Purpose:
What's going on in your library? Does everyone know how you're doing, metrics-wise? My paper will discuss the benefits of creating interactive dashboards to inform library staff on the current state of your library’s ongoing assessment measures and engage library users on the value of the library. By translating static numbers into dynamic visualizations and tailoring the information to your audience, you can tell stories with data to anyone with a stake in your library.
While some libraries have taken the steps to craft a comprehensive assessment overview of library value, as well as areas where improvements can be identified, the integration of these plans into the culture of the department can be difficult. Often, only one or, at most, a handful of librarians and staff are aware of assessment projects and their role across the library. Additionally, mechanisms to report this information out to library users are often underused and inadequate to the task of communicating library value in ways that our patrons find meaningful.
“Data has to be presented in a way that is relate-able; it has to be humanized.” (Yau, in Davis, 2009)
This paper will demonstrate how a dashboard or data story, created with data visualization software available for free on the web, can make the assessment plan, projects and results visible to everyone. By creating dashboards with specific audiences in mind, your library’s data can be “humanized” and fulfil its potential for engagement and positive change.
Design, methodology or approach:
Practical in orientation and rooted in the available literature on data visualization, this paper will use examples to illustrate the various types of visualizations and dashboards that can make library data come alive. Success stories from experience will be shared as well as pitfalls encountered. The focus of the paper will be tailoring visualizations to data, and dashboards to intended audiences, with the guiding purposes of better decision-making, more impactful improvements and closer relationships to stakeholders.
Findings:
As Hilary Davis pointed out in her 2009 paper, “Not Just Another Pretty Picture,” "Good data visualization can drive home a point quickly and have lingering impact. Data visualizations can help you see something that you hadn’t noticed before." Whether this means showing your acquisitions team at a glance where you are with budget spending, demonstrating to administration the overwhelming pressure on your student-booked study rooms or bringing to life for your patrons their patterns of use in your spaces, data visualizations and dashboards have diverse potential applications.
While previous barriers to creating professional-looking visualizations and dashboards seemed insurmountable for all but the largest institutions, recent developments have made the necessary tools available and usable.
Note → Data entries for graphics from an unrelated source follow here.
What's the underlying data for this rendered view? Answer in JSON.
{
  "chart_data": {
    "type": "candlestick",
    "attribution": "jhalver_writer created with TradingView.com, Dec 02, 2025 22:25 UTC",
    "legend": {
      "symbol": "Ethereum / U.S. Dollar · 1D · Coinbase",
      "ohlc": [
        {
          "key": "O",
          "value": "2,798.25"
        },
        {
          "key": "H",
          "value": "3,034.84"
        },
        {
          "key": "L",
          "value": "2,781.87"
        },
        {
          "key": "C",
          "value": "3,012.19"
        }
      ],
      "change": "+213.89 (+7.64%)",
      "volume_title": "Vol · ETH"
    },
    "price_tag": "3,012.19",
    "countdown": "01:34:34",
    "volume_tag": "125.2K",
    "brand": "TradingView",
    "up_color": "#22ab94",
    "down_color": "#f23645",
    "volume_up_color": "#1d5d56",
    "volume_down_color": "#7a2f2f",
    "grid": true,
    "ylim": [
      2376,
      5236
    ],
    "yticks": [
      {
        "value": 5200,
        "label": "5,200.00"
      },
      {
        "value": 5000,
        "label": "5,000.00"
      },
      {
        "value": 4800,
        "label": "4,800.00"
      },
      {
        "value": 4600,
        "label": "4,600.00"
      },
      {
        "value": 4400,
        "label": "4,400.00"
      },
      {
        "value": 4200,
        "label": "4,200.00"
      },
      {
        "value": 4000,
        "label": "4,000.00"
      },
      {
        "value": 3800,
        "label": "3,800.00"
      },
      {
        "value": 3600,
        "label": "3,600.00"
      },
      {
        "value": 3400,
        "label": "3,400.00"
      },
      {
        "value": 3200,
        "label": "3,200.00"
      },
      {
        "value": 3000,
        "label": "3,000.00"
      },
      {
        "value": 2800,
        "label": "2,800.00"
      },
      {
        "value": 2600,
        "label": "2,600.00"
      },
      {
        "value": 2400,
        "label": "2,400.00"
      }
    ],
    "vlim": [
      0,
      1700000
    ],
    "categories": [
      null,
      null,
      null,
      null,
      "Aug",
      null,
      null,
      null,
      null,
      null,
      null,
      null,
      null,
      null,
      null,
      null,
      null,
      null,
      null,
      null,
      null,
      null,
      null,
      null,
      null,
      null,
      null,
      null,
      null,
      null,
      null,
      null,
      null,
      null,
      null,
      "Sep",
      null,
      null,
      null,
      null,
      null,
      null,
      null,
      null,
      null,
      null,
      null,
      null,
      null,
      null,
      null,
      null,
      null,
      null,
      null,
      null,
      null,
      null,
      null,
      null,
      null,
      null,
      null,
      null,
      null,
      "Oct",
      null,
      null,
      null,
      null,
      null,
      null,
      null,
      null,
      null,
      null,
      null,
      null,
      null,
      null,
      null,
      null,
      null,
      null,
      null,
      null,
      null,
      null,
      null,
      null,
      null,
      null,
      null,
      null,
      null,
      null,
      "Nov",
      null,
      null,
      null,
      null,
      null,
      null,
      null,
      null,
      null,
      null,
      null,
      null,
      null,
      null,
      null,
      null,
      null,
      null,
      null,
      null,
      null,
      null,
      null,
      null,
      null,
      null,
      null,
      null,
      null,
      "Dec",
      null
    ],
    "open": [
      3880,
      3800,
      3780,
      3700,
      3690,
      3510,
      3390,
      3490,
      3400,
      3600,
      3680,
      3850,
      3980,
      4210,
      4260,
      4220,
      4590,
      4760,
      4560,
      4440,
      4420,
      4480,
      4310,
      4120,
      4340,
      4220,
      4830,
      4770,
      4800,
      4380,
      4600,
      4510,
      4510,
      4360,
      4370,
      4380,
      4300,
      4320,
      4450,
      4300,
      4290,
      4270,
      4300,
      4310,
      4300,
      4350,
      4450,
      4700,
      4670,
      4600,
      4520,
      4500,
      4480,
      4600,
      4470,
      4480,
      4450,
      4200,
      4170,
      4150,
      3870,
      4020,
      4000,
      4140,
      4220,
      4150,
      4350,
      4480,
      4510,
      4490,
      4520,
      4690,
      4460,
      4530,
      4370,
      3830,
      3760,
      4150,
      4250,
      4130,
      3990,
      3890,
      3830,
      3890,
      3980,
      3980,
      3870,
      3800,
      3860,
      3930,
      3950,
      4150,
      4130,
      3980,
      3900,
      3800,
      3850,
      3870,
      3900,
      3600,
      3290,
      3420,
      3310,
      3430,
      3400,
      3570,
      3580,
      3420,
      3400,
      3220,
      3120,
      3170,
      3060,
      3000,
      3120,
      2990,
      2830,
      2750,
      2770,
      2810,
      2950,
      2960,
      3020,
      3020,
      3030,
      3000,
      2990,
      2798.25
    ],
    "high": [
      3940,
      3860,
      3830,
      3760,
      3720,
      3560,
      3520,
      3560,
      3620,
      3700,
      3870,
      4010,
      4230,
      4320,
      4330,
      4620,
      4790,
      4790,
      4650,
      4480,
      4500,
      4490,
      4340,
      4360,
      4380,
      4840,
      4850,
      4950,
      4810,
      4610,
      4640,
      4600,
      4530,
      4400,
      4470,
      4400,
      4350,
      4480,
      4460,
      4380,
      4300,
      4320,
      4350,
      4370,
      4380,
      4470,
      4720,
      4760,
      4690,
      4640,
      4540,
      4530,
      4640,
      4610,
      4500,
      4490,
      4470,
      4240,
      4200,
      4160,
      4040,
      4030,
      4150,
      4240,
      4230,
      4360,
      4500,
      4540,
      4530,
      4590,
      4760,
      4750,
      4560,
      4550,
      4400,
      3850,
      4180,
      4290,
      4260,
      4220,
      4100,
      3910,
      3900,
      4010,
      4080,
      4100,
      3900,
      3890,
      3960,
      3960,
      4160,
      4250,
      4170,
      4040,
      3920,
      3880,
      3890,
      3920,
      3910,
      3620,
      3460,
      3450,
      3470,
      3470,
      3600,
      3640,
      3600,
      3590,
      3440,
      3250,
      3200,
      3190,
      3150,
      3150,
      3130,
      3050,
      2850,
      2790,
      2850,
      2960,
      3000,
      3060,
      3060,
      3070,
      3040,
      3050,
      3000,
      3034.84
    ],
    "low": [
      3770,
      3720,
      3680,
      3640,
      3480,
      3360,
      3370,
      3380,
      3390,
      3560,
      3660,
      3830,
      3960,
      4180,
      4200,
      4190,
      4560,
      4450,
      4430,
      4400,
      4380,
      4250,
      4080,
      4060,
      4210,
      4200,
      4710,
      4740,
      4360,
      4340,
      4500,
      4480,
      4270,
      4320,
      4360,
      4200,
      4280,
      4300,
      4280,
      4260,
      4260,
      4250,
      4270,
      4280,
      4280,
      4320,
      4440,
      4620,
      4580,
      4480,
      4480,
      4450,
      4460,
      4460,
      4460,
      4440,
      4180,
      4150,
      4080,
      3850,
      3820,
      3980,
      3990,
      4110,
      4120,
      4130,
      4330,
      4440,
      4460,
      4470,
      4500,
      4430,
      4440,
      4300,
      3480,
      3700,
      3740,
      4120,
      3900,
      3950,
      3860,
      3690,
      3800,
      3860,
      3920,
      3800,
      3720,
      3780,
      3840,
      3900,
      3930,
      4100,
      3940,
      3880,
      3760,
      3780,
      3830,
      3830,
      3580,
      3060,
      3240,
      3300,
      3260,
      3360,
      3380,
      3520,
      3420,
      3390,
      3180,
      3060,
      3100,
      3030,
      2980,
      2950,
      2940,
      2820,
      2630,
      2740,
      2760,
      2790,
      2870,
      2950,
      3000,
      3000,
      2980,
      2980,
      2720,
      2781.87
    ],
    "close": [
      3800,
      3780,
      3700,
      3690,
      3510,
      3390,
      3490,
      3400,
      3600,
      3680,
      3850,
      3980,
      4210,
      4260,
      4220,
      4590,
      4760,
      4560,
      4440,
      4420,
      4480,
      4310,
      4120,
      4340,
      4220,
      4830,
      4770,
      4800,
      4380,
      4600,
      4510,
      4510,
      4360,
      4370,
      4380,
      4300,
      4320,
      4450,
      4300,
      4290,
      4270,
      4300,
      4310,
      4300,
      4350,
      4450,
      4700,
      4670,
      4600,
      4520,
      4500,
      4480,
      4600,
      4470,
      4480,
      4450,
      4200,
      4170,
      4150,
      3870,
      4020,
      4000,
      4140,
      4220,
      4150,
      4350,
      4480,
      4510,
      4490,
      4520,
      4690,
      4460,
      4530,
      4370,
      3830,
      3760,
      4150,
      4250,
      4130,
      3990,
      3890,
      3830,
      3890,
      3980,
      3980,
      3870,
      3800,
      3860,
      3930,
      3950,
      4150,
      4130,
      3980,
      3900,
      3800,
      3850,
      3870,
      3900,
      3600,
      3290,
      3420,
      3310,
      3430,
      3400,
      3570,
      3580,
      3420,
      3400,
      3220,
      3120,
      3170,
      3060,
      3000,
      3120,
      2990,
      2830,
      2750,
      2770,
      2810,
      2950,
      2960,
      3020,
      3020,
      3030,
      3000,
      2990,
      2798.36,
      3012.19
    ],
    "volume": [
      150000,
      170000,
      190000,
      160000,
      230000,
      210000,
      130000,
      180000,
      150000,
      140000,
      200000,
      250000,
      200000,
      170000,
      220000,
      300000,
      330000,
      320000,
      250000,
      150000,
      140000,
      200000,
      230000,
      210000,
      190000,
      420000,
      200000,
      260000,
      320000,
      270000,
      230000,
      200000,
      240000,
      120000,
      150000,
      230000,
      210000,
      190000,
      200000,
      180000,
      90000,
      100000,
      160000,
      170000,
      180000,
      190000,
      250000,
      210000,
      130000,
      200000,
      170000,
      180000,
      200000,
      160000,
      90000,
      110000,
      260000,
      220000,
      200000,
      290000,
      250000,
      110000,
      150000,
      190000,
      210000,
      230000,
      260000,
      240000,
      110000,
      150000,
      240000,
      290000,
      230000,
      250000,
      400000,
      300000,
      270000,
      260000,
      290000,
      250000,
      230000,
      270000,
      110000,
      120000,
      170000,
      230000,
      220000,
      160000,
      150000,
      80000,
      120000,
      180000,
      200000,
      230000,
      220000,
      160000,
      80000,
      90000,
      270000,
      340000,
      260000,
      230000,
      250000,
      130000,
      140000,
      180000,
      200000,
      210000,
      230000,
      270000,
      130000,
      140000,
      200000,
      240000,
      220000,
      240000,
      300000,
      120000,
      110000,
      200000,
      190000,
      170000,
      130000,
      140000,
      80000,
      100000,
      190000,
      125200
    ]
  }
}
With only a nascent understanding of data and visualization good practices, library professionals can begin to create impactful visualizations. With creativity and insight, these visualizations can become dashboards, stories and communications vehicles to interact with staff, administration and users. The expected outcome is higher staff and user engagement, as well as increased efficacy of assessment activity.
Research or practical limitations or implications:
I am still in the early phases of introducing dashboards and data storytelling to myself and my library. In the six months between this proposal and the conference, I will be gathering more first-hand evidence and practical experience to augment my literature reviews and initial forays into this field.
Conclusions:
Data is increasingly driving library operations and decision-making. However, data alone does not make improvements or communicate value – it takes human interaction with data to do this. By incorporating visualizations, dashboards and storytelling, and tailoring them to specific audiences, we can allow data to fulfil its potential power by revealing underlying truths and giving us the ability to create a better, more valued library.
Originality and value:
While data visualization has been a topic of interest at conferences and in the literature for a little while now, there seems to be little support to take interested library professionals beyond one-off data visualizations and into the realm of dashboards and audience-targeted storytelling. This paper will attempt to build on current literature and my experience introducing these concepts into my own library over the past couple of years. While I have not conducted a survey of institutions, my discussions with other librarians have led me to the conclusion that very few libraries are creating dashboards to help their staff keep abreast of assessment goals and fewer are engaging their patrons in this manner. Given the advancements in usability of data visualization software, this would seem to derive from a combination of lack of awareness and inertia. This paper strives to overcome both of these factors to empower library professionals to make their data come alive.